Le sénateur Moore : Monsieur Wilson, je pense vous avoir entendu dire que ces billets à capital protégé sont vendus en tant que dépôts bancaires. Comment cela se fait-il? Quand on place son argent dans un compte bancaire, ça n'a rien à voir avec une transaction boursière. Comment en est-on venu à déterminer que ces billets sont des dépôts bancaires? J'ai l'impression qu'ils correspondent beaucoup plus à un véhicule de placement.

M. Wilson : Je vais devoir un peu rentrer dans le détail pour répondre à votre question. Il existe deux catégories de billets à capital protégé. Certains sont des dépôts. Les CPG hors cote sont vendus dans les succursales, mais leur taux d'intérêt est lié à la performance d'un indice; et puis, il y a des billets émis par des banques qui sont vendus par des maisons de courtage et des courtiers en fonds communs de placement, moyennant commission. Il s'agit du même genre de produit. Le capital est garanti par la banque dans les deux cas et les intérêts dégagés sont investis dans des éléments plus risqués. Le rendement est fonction d'un placement dans un instrument à risque et le capital est garanti à échéance. Les CPG cotés en bourse sont un instrument de ce genre et les billets à capital protégé en sont un autre, mais il s'agit des mêmes produits qui apparaissent au bilan de la banque.

Le sénateur Moore : Ah bon! Et est-ce bien indiqué qu'il s'agit d'un dépôt investi dans un fonds de couverture?

M. Wilson : La banque s'engage à rembourser la somme qu'on lui a confiée. Ce sont les intérêts réalisés sur le placement qu'elle conserve et réinvestit dans des instruments à risque.

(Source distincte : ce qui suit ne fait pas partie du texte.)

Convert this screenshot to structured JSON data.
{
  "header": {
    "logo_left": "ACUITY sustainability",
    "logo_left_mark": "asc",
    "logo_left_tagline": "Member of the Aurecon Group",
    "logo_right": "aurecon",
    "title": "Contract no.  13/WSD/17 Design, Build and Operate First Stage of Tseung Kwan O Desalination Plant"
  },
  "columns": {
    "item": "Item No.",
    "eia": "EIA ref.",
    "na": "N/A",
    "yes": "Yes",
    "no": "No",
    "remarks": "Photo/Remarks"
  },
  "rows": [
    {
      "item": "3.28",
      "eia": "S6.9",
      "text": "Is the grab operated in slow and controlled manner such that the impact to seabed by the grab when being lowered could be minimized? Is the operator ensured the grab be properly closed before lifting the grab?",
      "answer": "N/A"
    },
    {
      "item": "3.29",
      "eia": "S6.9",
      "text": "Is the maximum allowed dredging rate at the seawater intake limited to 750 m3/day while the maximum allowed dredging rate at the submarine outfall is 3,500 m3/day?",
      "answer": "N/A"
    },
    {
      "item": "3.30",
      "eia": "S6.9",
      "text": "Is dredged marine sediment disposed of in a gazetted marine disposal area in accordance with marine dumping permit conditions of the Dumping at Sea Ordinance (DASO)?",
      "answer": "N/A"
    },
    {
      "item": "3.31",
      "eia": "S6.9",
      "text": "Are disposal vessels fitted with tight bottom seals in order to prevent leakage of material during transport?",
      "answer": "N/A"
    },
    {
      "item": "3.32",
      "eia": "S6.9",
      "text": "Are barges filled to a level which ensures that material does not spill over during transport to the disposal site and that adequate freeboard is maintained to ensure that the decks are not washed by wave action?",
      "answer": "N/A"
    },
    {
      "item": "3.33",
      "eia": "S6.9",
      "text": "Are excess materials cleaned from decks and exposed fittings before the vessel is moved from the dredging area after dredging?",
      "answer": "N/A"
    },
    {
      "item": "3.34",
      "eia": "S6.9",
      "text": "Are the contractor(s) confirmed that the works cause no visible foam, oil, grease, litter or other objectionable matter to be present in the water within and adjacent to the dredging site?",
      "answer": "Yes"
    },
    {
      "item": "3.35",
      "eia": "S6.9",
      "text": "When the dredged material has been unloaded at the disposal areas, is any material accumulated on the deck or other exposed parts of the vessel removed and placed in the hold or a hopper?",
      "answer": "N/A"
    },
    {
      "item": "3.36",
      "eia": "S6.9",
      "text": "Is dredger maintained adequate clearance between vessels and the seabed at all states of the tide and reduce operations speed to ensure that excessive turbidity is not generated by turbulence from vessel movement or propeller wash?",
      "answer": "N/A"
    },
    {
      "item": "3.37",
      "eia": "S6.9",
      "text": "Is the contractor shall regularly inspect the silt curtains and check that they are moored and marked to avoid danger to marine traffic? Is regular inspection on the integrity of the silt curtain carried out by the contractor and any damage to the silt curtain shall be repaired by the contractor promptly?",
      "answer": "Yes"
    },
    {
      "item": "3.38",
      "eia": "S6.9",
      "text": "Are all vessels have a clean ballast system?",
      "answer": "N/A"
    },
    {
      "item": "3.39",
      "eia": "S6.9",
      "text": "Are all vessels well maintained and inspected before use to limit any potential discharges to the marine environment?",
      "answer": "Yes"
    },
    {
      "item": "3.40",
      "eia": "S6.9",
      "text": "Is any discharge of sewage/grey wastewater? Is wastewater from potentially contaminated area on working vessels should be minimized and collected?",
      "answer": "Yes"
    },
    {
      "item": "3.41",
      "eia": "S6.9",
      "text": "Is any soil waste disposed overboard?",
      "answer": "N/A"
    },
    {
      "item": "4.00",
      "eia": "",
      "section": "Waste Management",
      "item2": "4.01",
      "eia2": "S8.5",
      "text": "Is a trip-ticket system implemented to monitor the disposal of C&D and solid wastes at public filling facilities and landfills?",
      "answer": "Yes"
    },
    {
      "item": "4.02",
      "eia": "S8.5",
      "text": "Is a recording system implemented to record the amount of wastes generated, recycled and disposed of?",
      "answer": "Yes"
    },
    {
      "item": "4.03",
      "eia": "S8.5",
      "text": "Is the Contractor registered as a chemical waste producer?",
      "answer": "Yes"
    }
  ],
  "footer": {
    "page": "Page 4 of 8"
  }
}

Le président : Voyons si je parviens à résumer brièvement. Aux États-Unis, il n'existe pas de règlement et ce que nous avons au Canada est plutôt léger comme réglementation, parce qu'elle ne porte pas sur les consortiums d'investissement. Notre réglementation concerne les conseillers en placement et les administrateurs de fonds, et le contrôle ne va pas plus loin. Comme les sénateurs Tkachuk et Massicotte vous l'ont dit, tout repose sur le principe voulant que l'acheteur doit prendre garde et qu'il doit s'en remettre à des gérants et à des administrateurs de portefeuille compétents et expérimentés. C'est cela?

M. Wilson : Excellent résumé, sénateur.

Le président : Le 28 juin — et je tiens à remercier le sénateur Angus d'avoir porté cela à mon attention — le président du comité de la justice du Sénat des États-Unis a estimé que les transactions réalisées par les fonds de couverture sur le marché boursier américain représentent entre 1,5 et 3 billions de dollars chaque année. Comme vous l'avez dit, on assiste à une très forte progression à raison d'un taux composé de 30 p. 100 par an, surtout pour ce qui est des fonds en bourse.

Et puis, il y a le fait qu'on se retrouve dans la situation — et je suis tout à fait d'accord avec le sénateur Massicotte qui vous posé des questions à ce sujet — où il s'agit essentiellement d'une fiducie sans droit de regard. C'est comme si les investisseurs avertis plaçaient leur argent dans une fiducie sans droit de regard, confiée à la bonne garde d'administrateurs ou de gérants de portefeuille qui administrent les fonds en fonction d'un document décrivant le processus, mais qui en fin de compte ne dit rien. Tout ce qu'on dit, c'est qu'on place vos fonds. L'effet amplificateur pourrait être de 100, 200 ou 300 p. 100 d'après les meilleurs instruments disponibles sur le marché boursier, au Canada et à l'étranger.

M. Wilson : D'accord.

Le président : Voici la question que beaucoup d'entre nous se posent : qu'advient-il du risque de conflit d'intérêt? Celui-ci n'est absolument pas encadré. Les gérants peuvent acheter, vendre ou faire des opérations entre initiés. Il demeure que les conflits d'intérêt ne sont pas contrôlés.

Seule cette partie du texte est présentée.